S3Browser is a tool to help you browse your S3 Buckets like a local filesystem. It features `cd`, `ls`, and `pwd` for now, with some added bonuses around showing rollups for directory sizes and the most recently modified file. For now it is read only, though if you want any features feel free to suggest them.

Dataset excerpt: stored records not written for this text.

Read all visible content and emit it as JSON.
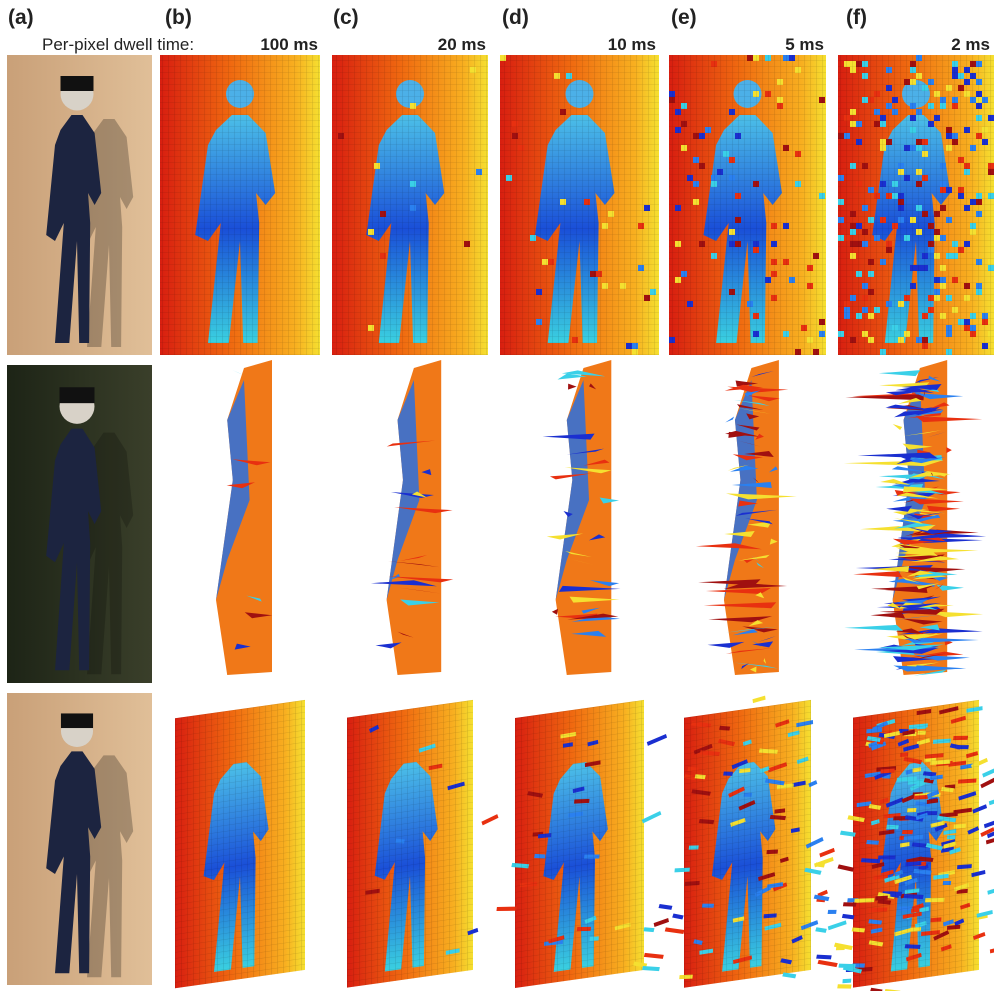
{
  "caption": "Per-pixel dwell time:",
  "panels": [
    {
      "label": "(a)"
    },
    {
      "label": "(b)",
      "dwell_time": "100 ms"
    },
    {
      "label": "(c)",
      "dwell_time": "20 ms"
    },
    {
      "label": "(d)",
      "dwell_time": "10 ms"
    },
    {
      "label": "(e)",
      "dwell_time": "5 ms"
    },
    {
      "label": "(f)",
      "dwell_time": "2 ms"
    }
  ]
}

![](https://s3.amazonaws.com/captured-pics/tty.gif)

### Installation

```
pip install s3browser
```

### Usage

You can pass access keys to `s3browser` directly, or just let it pick them up from your environment. It uses `boto` under the hood so you can use an existing configurations for that.

```
usage: s3browser [-h] [--access-key-id ACCESS_KEY_ID]
[--secret-access-key SECRET_ACCESS_KEY]

Run S3Browser

optional arguments:
-h, --help show this help message and exit
--access-key-id ACCESS_KEY_ID
AWS_ACCESS_KEY_ID used by Boto
--secret-access-key SECRET_ACCESS_KEY
AWS_SECRET_ACCESS_KEY used by Boto
```

Once you are in the CLI, it will automatically load a list of all of your available S3 buckets. You can use the `help` command to get detailed information for each of the commands.

### Gotchas

`s3browser` is written in Python, so it is not the most efficient. For really large buckets be prepared to wait a while for it to complete. S3 requires us to page through all the files to retrieve them, and currently that is done serially in chunks of 1000. Additionally, the internal representation of each S3 Key is ~800 Bytes, once you use `refresh` on a bucket with millions of keys, expect some memory pressure.

I have successfully browsed ~15mm keys on my dev machine with 16GB of RAM, of which python used ~12GB. If key retrieval speed or memory usage are big issues for you, feel free to open a ticket and we can spend the time to find better ways to implement the internal structures so they are more compact!